The ICMS academic team that won the ICMS Scholarship Activity Grant (SAG) in 2022 were able to present their research funded by the SAG at the annual National Council of Australasian Tourism and Hospitality Education (CAUTHE) conference held in February this year in Fremantle, Western Australia.
Over 180 delegates attended from Australia, New Zealand, the USA, the UK, Scotland, Canada, India, the Pacific Islands, and Singapore. The conference’s theme was ‘West, East, South, and North: Redirecting Research in Tourism, Hospitality, and Events’.
For ICMS’ Dr Feras Orekat, Dr Andrew Le, and Glenn Murray, the opportunity to present their research as one of over 119 presentations was a valuable platform to share lessons learned and experiences gleaned with fellow tourism and hospitality academics and practitioners.
Visitor Experience at Q Station: The Study
The research, entitled ‘Investigating visitor’s experiences at the heritage site of Sydney’s Quarantine Station’, was a collaboration with the Quarantine Station (Q Station), one of ICMS’s long-term partners, and was wholeheartedly endorsed by the Q Station’s management and owner.
The purpose of the study was to understand the factors influencing visitors’ experiences at the heritage site of Q Station.
Data was extracted from the visitor book at Q Station between 2017 and 2022, with 581 comments analysed.
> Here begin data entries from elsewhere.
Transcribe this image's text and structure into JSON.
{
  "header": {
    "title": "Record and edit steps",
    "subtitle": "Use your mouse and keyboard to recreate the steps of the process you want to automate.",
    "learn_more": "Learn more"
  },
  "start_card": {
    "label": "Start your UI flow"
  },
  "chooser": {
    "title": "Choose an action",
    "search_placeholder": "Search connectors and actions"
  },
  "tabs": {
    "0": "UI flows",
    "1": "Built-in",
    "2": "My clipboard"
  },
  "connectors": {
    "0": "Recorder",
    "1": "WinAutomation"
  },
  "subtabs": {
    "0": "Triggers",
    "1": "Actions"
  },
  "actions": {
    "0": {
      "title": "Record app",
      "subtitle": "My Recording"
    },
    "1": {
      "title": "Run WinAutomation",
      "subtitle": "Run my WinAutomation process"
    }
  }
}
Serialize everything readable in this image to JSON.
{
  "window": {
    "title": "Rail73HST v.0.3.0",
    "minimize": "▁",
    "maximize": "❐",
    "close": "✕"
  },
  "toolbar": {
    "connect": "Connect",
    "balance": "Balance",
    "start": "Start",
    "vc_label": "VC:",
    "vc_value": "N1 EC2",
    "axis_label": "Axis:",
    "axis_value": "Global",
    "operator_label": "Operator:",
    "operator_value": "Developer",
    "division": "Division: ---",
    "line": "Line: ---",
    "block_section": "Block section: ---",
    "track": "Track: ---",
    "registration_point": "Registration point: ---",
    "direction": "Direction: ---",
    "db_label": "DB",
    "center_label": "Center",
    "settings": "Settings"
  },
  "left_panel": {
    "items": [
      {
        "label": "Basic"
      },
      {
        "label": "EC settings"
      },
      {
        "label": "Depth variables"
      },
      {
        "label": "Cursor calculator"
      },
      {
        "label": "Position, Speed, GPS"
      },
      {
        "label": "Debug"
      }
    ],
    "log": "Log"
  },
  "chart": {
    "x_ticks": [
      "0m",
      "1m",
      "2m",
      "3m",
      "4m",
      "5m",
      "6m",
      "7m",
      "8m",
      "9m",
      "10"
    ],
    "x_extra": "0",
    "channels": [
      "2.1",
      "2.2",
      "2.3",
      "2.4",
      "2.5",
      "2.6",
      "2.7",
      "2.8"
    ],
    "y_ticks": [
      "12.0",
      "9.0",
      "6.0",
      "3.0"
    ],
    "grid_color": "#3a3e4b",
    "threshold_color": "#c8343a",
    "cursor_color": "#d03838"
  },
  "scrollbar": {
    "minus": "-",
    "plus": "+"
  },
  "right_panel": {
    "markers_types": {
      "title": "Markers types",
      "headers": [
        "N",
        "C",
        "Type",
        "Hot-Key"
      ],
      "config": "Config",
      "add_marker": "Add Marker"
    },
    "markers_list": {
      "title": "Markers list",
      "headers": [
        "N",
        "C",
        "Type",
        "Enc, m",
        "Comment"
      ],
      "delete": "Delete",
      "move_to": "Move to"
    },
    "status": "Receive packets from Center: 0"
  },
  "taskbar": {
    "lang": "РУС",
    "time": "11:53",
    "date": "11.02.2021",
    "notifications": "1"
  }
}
Additional data was provided by the Q station’s Helen Drew, who was acknowledged as a co-author of the presented paper.
Q Station owner, hotelier Glenn Piper, and the management team were very interested in the research, providing a clearer understanding of the customer experiences throughout the various interest groups.
The Q-Station has the unique feature of attracting several different interest groups with varying expectations, creating a complex dilemma in how to meet the expectations of each of the interest groups, including ghost tours, heritage and historical tours, cultural and indigenous connections, wildlife and location attractions, accommodation by Accor, an award-winning food and beverage offering, and a function centre.
Under the theme of ‘New Horizons in Culture and Indigenous Tourism’, the ICMS team presented their findings to an engaged audience, with several questions fielded at the conclusion.
The study found that visitors connected in three ways: culturally (via ancestral connections), environmentally (via wildlife viewing), and secularly (via service, accommodation, and food).
Findings show that visitors with ancestral and cultural connections to the site have a more memorable experience than those without them. Also, most visitors experienced a transformative experience at the site since it has a unique story and rich history.
Bringing value back to ICMS post-CAUTHE
The conference provided the opportunity to visit two tourist sites, the Swan Valley wine region, discovering new infusion techniques in cider production, and Rottnest Island, focusing on sustainable tourism destination management.
The research and conference output will flow back into the learning and teaching of the related subjects, providing new and additional content and additional reflective practices, including additional research into the Q-station experience management and recommendations.
* The Council for Australasian Tourism and Hospitality Education (CAUTHE) is a Council established to represent the interests of higher education providers and individual members of tourism, hospitality and events education and researchers at bachelor degree level and above in Australia and New Zealand.